Deux formes de vie vivant ensemble ont aidé à susciter l'évolution de toute la vie complexe. En apprenant à apprécier ce processus plus pleinement, nous pourrions être en mesure de l'exploiter pour guérir notre planète aussi

Pendant les 2 premiers milliards d'années de vie sur Terre, notre planète a été dominée par des bactéries unicellulaires et leurs cousins, Archaea. C'était Slimeball Earth, et il serait resté de cette façon sans la fusion et l'acquisition la plus importante dans l'histoire de notre planète.
Cette histoire fait partie de nos concepts spéciaux, dans lesquels nous révélons comment les experts pensent de certaines des idées les plus époustouflantes en science. Lire la suite ici
L'une de ces cellules archéennes a englouti une cellule bactérienne et, d'une manière ou d'une autre, la bactérie a survécu. Les deux cellules se reproduisent ensemble et, avec le temps, la bactérie engloutielle est devenue la mitochondrie, une petite structure qui a agi comme une puissance de cette cellule primitive.

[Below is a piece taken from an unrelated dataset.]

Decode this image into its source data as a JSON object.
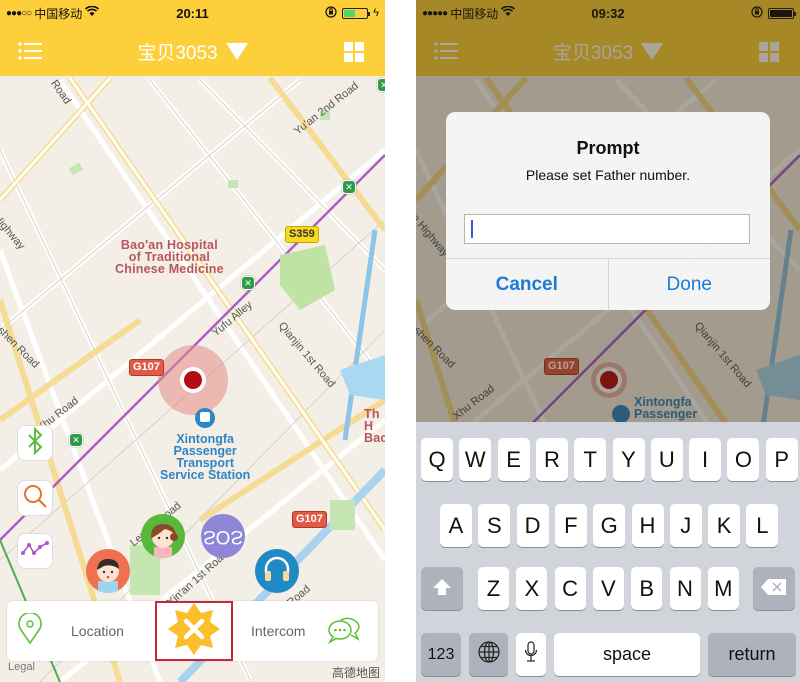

Nick Lane à l'University College de Londres a montré que les mitochondries ont permis à ces cellules d'exprimer 200 000 fois plus de gènes plus, leur permettant de grandir et de produire des formes sans fin. Le nouveau combo est devenu la cellule eucaryote complexe, qui a finalement donné naissance à presque toutes les êtres vivants que vous pouvez voir sans microscope, y compris nous.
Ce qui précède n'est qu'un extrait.